As long term readers of this blog know, I have for years been searching for a cell phone equivalent of my beloved Psion PDA's, a pocket computer with a useable keyboard. The closest I have managed so far is the G-1, which at this point it has most of what I want, including a word processor that can read and edit Word documents. But the keyboard is too small for real typing, the screen small for web browsing, and it does not support an external keyboard. Also it is from T-mobile, a carrier about which I have some reservations—although I have now learned that I could switch back to AT&T, which does not sell the G-1 but does support it.

I recently came across online references to the new HTC Touch Pro 2, which has a considerably larger screen and keyboard than my G-1 and seems to meet most of my other requirements. But ... .

The model currently out supports only the European 3G frequencies, and I live in the U.S. AT&T is supposed to be bringing out a U.S. model, but according to leaked pictures it will have a shrunken QWERTY keyboard in order to fit in an entirely unnecessary numeric keypad.

There are times when it would be nice to be dictator of the world. At least for a minute or two.

Sunday, June 14, 2009

Harald Podcasts are Now All Up

I have now recorded all of my novel Harald (not counting the glossary). If you notice any problems, let me know by email.

Thursday, June 11, 2009

Arctic Sea Ice Briefly Continued

I had a couple of recent posts, pointing out what appeared to be an inconsistency between the claim on a JPL page that the latest data showed arctic sea ice continuing to shrink and the publicly available data, which appears to show that a ten year decline reversed a bit over a year and a half ago.

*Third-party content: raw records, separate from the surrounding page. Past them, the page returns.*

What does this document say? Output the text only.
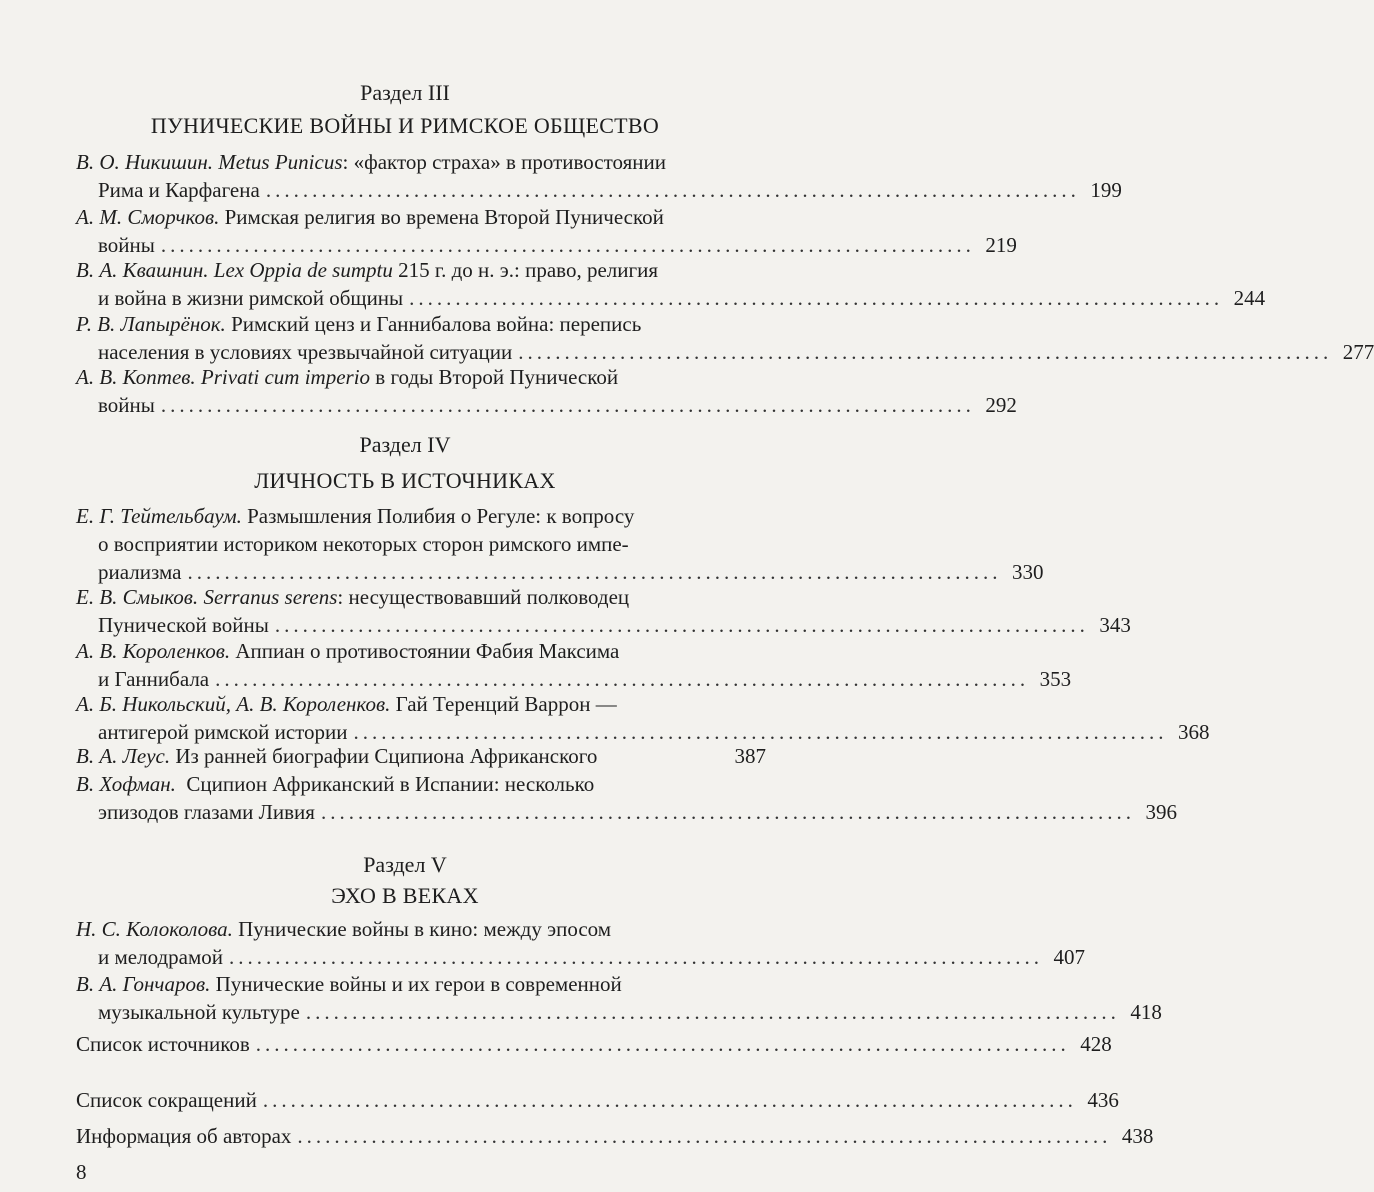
Раздел III
ПУНИЧЕСКИЕ ВОЙНЫ И РИМСКОЕ ОБЩЕСТВО
В. О. Никишин. Metus Punicus: «фактор страха» в противостоянии
Рима и Карфагена ........................................................................................ 199
А. М. Сморчков. Римская религия во времена Второй Пунической
войны ........................................................................................ 219
В. А. Квашнин. Lex Oppia de sumptu 215 г. до н. э.: право, религия
и война в жизни римской общины ........................................................................................ 244
Р. В. Лапырёнок. Римский ценз и Ганнибалова война: перепись
населения в условиях чрезвычайной ситуации ........................................................................................ 277
А. В. Коптев. Privati cum imperio в годы Второй Пунической
войны ........................................................................................ 292
Раздел IV
ЛИЧНОСТЬ В ИСТОЧНИКАХ
Е. Г. Тейтельбаум. Размышления Полибия о Регуле: к вопросу
о восприятии историком некоторых сторон римского импе-
риализма ........................................................................................ 330
Е. В. Смыков. Serranus serens: несуществовавший полководец
Пунической войны ........................................................................................ 343
А. В. Короленков. Аппиан о противостоянии Фабия Максима
и Ганнибала ........................................................................................ 353
А. Б. Никольский, А. В. Короленков. Гай Теренций Варрон —
антигерой римской истории ........................................................................................ 368
В. А. Леус. Из ранней биографии Сципиона Африканского	387
В. Хофман. Сципион Африканский в Испании: несколько
эпизодов глазами Ливия ........................................................................................ 396
Раздел V
ЭХО В ВЕКАХ
Н. С. Колоколова. Пунические войны в кино: между эпосом
и мелодрамой ........................................................................................ 407
В. А. Гончаров. Пунические войны и их герои в современной
музыкальной культуре ........................................................................................ 418
Список источников ........................................................................................ 428
Список сокращений ........................................................................................ 436
Информация об авторах ........................................................................................ 438
8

None of the commenters on the posts managed to explain away the discrepency, so I emailed someone at NASA. He was a pleasant and courteous correspondent, but seemed unable to distinguish between the question "do we have reason to expect arctic sea ice to continue to shrink" and the question "is what JPL said on this page about the evidence true?" Eventually he conceded that he was a media person, not a scientist, sent my question off to a scientist at the National Snow and Ice Data Center, and sent me the response.

That response again ignored the question of whether what JPL said was actually true, to focus on whether the conclusion they were arguing for was true. I emailed him, pointing out that what I was asking was not whether there was good reason to expect further shrinking but whether the JPL assertion about the current data was true or false.

I got back an evasive answer that came down to (not a quote) "the long term trend is down, so objecting that JPL says the current data shows that trend continuing when it doesn't is merely a technical semantic objection."

I concluded that he, unlike the gentleman at NASA, understood my question, and that his real answer was that it was all right to lie to people about the evidence as long as you were telling them what you thought was the truth about the conclusion. I sent him off a reference to the Orwell piece that discusses the dangers of suppressing the truth for fear that it would "play into the hands of" the opposition.

And I now know that nothing said by NASA/JPL ought to be trusted. Readers of this blog may want to check the JPL claim against the data for themselves before deciding whether or not they agree with that conclusion. I have provided the links above.

Sunday, June 07, 2009

G-1 Root and Tether: Help

As I mentioned in an earlier post, my online exchanges with T-Mobile support imply that T-Mobile does not object to my tethering my G-1, although they don't support it. I'm not sure if that's really the corporate view of the matter, but having been told so by two levels of their tech support I think I am entitled to try it.

So I did. The first step is to get root access, taking advantage of a bug in the original version of the OS. I successfully downgraded my OS to the original version (CR29), and I believe I got root access--at least, the attention symbol in the Terminal window is # rather than $.

I have been unable, however, either to make Android-WiFi-Tether work under CR29 or to install the upgrade that is supposed to take the OS back up to a more recent version while preserving root access.

Is there any kind soul among my readers with suitable expertise who would like to advise?